Complete step-by-step answer:
We know that a function is a relation for which each input value of a domain has only one output value in the range.
The domain of \[g=\left\{ 1,2,3,4 \right\}\] and the range of \[g=\left\{ 1,3,5,7 \right\}\]
Each input value of the domain of g has only one output value in the range of g. Thus, \[g=\left\{ \left( 1,1 \right),\left( 2,3 \right),\left( 3,5 \right),\left( 4,7 \right) \right\}\] is a function.
Given that the function of g is \[g(x)=\alpha x+\beta \]
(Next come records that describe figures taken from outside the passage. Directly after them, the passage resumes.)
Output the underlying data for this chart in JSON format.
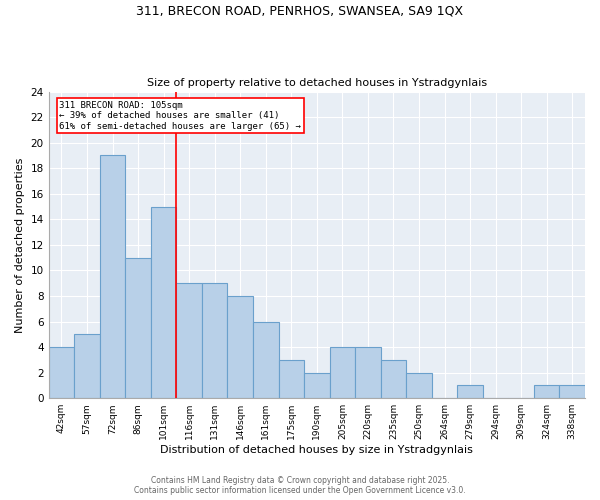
{
  "title_line1": "311, BRECON ROAD, PENRHOS, SWANSEA, SA9 1QX",
  "title_line2": "Size of property relative to detached houses in Ystradgynlais",
  "xlabel": "Distribution of detached houses by size in Ystradgynlais",
  "ylabel": "Number of detached properties",
  "categories": [
    "42sqm",
    "57sqm",
    "72sqm",
    "86sqm",
    "101sqm",
    "116sqm",
    "131sqm",
    "146sqm",
    "161sqm",
    "175sqm",
    "190sqm",
    "205sqm",
    "220sqm",
    "235sqm",
    "250sqm",
    "264sqm",
    "279sqm",
    "294sqm",
    "309sqm",
    "324sqm",
    "338sqm"
  ],
  "values": [
    4,
    5,
    19,
    11,
    15,
    9,
    9,
    8,
    6,
    3,
    2,
    4,
    4,
    3,
    2,
    0,
    1,
    0,
    0,
    1,
    1
  ],
  "bar_color": "#b8d0e8",
  "bar_edgecolor": "#6aa0cc",
  "bar_linewidth": 0.8,
  "vline_x": 4.5,
  "vline_color": "red",
  "vline_linewidth": 1.2,
  "annotation_title": "311 BRECON ROAD: 105sqm",
  "annotation_line2": "← 39% of detached houses are smaller (41)",
  "annotation_line3": "61% of semi-detached houses are larger (65) →",
  "annotation_box_color": "white",
  "annotation_edgecolor": "red",
  "ylim": [
    0,
    24
  ],
  "yticks": [
    0,
    2,
    4,
    6,
    8,
    10,
    12,
    14,
    16,
    18,
    20,
    22,
    24
  ],
  "background_color": "#e8eef5",
  "footer_line1": "Contains HM Land Registry data © Crown copyright and database right 2025.",
  "footer_line2": "Contains public sector information licensed under the Open Government Licence v3.0."
}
The values of set g satisfy the above function. Thus, by substituting the input values of (1,1) and (2,3) we get
\[g(1)=\alpha (1)+\beta \]
\[\Rightarrow g(1)=\alpha +\beta \]
\[g(2)=\alpha (2)+\beta \]
\[\Rightarrow g(2)=2\alpha +\beta \]
By substituting the output values of (1,1) and (2,3) we get
\[1=\alpha +\beta \]
\[3=2\alpha +\beta \] …. (1)
By subtracting the above equations, we get
\[3-1=2\alpha +\beta -(\alpha +\beta )\]
\[2=2\alpha +\beta -\alpha -\beta \]
\[\Rightarrow \alpha =2\]
By substituting the value of \[\alpha =2\] in equation (1) we get
\[3=2(2)+\beta \]
\[3=4+\beta \]
\[\beta =3-4\]
\[\Rightarrow \beta =-1\]
The value of \[\alpha +\beta \] = 2 – 1 = 1
Thus, the values of \[\alpha ,\beta ,\alpha +\beta \] are 2, -1, 1 respectively.
Note: The possibility of mistake can be not able to apply the concept of condition of a relation to be a function. The other possibility of mistake can be not applying the set of numbers of function to calculate the values of \[\alpha ,\beta ,\alpha +\beta \]